Sorry about all the questions lately! I’m just starting to use restic for backup, and am trying to understand some of the subtleties of its behavior in order to optimize my usage.
As I understand it (see here) the --parent flag is only used in backup during the scan of pending included files. Depending on what’s in the parent, one of two things happens:
- file in parent: metadata (mtime, inode, etc?) compared to determine if full file read/dedup is necessary, which avoids reading in the entire file to detect changes
- file not in parent: no metadata comparison available, so full file is always read/deduplicated
There is no change to the data stored in the repo, but backup scan time is greatly improved if metadata comparison is available. So ideally the parent would be very large and contain metadata for every pending file.
I’m trying to figure out why only a single snapshot can be used as a parent. Presumably it’s to limit complexity and memory usage, but are there cases where you wouldn’t want as large a parent as possible?
I began looking at this while running a few backups on different directories, where the first two roughly summed to the third:
- backup /home/foo
- backup /home/bar
- backup /home
I expected the third backup to go quickly, since most of its files had been previously added to the repo. But it took as long as a new /home scan, due to no directory-matching parent. I could have selected 1 or 2 manually, but I didn’t think to do that beforehand.

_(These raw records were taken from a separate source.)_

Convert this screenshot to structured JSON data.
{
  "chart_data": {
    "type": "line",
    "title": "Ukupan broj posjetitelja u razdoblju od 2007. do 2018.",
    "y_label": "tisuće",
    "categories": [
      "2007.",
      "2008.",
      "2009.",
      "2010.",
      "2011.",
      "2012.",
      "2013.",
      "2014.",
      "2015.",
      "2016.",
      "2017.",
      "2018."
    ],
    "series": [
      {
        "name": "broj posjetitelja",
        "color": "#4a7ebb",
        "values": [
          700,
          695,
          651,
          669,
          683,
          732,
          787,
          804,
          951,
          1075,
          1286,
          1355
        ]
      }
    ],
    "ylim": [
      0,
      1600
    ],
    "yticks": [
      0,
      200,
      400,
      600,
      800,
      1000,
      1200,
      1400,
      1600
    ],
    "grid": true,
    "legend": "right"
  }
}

Perhaps it would be possible to have a parent object that doesn’t directly correspond to a single snapshot? Then you could merge snapshots according to some policy (last N, dir/host/tag matching, merged size, etc.) for more metadata and faster backup scans.
…or maybe my usage is broken and isn’t expected to work efficiently? My mental model was that backup speed depends on what’s been added to the repo, not the order of snapshot creation or the per-snapshot directory spec.